RESTON, VA—December 4, 2008—The Graphic Arts Education and Research Foundation (GAERF®) is pleased to announce that, for the first time ever, a prison inmate has been awarded a PrintED® certification. John Phillips, 41, an inmate at the Northern Regional Jail and Correctional Facility in Moundsville, WV received a certification in Offset Press Operations after passing an online standardized PrintED examination.
As with most prisons, inmates at the Northern Regional Jail and Correctional Facility are not allowed access to the Internet. When Instructor Eric Dye took charge of the graphic communications program in July 2007, he was determined to change that obstacle so that inmates could participate in PrintED certification examinations.
Though initially hesitant to allow online testing, the prison warden finally gave permission for inmate Phillips to register to take the examination, but only under the strict supervision of Jeannette Donohew, lead teacher and Office of Institutional Education Programs (OIEP) Correctional Educational Association accreditation process manager.
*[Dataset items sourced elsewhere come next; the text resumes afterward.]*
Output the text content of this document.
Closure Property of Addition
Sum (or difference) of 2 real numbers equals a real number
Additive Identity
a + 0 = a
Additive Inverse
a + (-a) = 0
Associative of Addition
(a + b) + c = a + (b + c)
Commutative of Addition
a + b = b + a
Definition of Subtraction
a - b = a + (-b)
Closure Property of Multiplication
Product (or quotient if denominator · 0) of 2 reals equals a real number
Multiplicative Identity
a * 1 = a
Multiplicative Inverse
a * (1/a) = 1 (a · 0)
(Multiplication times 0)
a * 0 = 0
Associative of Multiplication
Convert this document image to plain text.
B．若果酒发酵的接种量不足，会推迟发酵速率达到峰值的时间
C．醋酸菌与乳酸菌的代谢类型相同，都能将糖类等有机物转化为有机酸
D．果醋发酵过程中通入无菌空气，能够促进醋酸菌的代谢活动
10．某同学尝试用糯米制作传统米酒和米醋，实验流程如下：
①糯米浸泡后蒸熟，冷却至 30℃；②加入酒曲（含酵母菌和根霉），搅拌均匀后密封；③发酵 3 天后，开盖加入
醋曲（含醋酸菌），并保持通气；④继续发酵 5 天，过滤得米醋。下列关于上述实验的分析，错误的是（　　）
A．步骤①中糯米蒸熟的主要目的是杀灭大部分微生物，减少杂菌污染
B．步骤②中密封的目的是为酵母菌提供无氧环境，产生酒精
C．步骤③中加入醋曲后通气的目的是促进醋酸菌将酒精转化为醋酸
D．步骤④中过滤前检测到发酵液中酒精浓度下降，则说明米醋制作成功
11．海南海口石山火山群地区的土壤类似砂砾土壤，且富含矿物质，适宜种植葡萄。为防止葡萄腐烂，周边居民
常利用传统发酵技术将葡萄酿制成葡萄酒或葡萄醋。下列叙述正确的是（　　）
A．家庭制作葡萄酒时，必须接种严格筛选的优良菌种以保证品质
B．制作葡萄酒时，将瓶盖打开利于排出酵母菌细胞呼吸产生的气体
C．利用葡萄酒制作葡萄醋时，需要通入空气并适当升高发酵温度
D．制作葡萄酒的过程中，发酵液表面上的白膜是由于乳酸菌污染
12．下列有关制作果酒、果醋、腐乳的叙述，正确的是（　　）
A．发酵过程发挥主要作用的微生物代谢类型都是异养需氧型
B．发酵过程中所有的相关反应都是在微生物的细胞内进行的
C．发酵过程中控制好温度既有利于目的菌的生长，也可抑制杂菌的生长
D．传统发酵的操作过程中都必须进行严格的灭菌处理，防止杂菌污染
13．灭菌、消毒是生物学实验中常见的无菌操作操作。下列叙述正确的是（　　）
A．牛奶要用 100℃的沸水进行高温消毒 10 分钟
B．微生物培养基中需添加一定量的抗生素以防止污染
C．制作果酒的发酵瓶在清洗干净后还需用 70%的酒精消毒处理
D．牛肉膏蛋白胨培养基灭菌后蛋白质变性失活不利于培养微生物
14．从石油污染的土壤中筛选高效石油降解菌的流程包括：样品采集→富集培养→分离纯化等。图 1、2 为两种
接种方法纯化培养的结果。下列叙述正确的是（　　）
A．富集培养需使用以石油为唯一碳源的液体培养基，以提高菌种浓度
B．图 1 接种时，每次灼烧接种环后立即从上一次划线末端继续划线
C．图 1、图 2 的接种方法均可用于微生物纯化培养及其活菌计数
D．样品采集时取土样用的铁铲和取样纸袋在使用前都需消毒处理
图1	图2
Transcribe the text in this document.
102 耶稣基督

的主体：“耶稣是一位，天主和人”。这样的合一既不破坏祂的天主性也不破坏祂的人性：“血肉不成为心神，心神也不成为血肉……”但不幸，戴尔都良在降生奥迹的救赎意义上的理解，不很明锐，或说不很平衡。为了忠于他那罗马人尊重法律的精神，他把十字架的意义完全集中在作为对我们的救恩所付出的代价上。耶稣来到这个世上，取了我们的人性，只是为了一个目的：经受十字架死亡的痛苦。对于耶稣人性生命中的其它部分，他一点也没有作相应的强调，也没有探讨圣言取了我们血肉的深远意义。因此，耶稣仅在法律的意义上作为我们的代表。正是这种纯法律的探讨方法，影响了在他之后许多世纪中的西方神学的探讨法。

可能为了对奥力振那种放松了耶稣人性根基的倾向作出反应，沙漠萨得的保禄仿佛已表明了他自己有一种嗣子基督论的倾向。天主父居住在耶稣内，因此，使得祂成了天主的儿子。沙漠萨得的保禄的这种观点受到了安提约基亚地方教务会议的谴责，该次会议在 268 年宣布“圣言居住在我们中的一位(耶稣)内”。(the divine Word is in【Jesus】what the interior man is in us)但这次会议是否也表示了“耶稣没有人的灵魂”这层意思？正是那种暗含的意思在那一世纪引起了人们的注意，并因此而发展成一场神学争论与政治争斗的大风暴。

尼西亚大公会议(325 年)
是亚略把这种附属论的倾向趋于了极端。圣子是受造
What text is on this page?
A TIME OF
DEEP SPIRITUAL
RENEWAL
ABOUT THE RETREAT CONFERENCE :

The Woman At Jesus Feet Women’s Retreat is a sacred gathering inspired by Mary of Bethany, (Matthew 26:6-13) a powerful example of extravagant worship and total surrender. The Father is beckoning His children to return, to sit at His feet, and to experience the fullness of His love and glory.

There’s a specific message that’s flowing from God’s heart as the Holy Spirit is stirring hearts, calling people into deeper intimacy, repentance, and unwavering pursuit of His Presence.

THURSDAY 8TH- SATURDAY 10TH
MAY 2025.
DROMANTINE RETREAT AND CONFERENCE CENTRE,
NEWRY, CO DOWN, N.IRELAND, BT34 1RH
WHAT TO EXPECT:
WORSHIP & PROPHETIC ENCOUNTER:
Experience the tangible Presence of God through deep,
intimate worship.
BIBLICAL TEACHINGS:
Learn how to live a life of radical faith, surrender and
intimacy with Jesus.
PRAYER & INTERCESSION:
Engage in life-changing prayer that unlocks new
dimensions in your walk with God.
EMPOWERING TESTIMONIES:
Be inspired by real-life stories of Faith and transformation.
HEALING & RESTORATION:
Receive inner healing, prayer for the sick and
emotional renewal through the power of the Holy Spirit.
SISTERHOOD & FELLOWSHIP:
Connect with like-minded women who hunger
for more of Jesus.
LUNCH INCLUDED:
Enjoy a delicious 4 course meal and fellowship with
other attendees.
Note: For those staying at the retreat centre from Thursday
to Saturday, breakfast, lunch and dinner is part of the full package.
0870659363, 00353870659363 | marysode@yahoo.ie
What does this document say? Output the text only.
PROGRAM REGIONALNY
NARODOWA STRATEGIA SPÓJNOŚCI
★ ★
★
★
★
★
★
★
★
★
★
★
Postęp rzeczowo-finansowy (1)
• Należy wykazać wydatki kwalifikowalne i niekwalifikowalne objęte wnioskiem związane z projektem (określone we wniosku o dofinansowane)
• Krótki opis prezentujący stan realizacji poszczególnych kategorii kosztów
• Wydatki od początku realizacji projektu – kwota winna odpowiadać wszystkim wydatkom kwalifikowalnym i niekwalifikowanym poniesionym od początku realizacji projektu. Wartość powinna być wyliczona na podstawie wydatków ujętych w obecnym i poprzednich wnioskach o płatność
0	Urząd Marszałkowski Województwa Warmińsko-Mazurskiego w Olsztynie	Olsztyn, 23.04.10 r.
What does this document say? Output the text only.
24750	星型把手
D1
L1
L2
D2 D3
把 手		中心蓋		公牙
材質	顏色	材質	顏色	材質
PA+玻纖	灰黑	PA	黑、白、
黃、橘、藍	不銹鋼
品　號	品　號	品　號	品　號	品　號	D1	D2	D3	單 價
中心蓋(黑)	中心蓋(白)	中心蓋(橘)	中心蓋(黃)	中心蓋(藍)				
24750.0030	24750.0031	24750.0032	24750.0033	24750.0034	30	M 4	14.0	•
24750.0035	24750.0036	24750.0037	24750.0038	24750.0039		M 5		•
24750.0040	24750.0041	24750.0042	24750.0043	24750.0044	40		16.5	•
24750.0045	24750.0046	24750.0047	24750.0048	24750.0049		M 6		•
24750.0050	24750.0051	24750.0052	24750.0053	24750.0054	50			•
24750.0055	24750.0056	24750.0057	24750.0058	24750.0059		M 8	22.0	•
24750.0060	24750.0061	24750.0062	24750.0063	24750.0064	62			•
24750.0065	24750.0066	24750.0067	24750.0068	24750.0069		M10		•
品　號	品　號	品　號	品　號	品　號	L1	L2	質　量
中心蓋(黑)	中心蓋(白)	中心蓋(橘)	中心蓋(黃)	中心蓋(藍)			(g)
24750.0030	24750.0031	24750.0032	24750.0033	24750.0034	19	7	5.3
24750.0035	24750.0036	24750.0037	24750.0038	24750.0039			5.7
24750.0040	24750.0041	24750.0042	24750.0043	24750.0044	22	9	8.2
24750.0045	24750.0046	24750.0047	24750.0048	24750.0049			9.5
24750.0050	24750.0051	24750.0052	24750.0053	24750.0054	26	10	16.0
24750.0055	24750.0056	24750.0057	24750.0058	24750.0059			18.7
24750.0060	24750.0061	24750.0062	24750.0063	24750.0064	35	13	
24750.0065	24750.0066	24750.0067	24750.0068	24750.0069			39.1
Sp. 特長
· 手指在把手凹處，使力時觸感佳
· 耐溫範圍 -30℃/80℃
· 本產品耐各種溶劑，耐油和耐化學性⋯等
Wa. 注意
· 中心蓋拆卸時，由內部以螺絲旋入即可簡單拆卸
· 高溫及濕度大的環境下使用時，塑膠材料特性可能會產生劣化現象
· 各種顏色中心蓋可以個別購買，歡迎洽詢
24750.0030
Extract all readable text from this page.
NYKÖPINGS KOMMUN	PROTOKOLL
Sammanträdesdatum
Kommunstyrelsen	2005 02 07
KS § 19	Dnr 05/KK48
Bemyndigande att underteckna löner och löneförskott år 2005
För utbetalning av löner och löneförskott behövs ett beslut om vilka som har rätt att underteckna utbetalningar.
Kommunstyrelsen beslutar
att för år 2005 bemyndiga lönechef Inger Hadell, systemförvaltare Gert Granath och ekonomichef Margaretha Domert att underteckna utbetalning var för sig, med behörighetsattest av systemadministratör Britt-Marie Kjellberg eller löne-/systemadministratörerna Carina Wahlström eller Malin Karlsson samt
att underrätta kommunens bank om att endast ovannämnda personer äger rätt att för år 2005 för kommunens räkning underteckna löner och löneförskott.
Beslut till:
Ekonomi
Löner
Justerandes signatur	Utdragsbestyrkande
Thus it was Donohew who registered Phillips for the testing, and Donohew who, on the day of the test, accessed the online test site as Phillips' proctor, input Phillips' pass code and clicked through the initial test pages to the first question. Phillips had limited access to the computer: He sat in front of it only when answering a question—Donohew even clicked the “submit” button after Phillips finished the exam. It was, nevertheless, the first time ever that a prison inmate had taken an online PrintED certification examination.
Phillips is now preparing to take the Introduction to Graphic Communications and the Digital File Preparation examinations. “He's proud that, even at 41, he is continuing his education and his training,” comments Donohew.
Phillips has found employment in the correctional industries print shop, operating a Sakurai two-color press. Donohew says his training and PrintED certification helped him land a position in the prison's competitive job environment. “We try to approximate the normal work place as much as we can,” she explained.
“Inmates have to apply and interview for these jobs. John was hired because of his skills and qualifications coming out of our PrintED program. The momentum is beginning to build, and we will have more and more students working toward this achievement,” Dye observed. “They're really motivated.”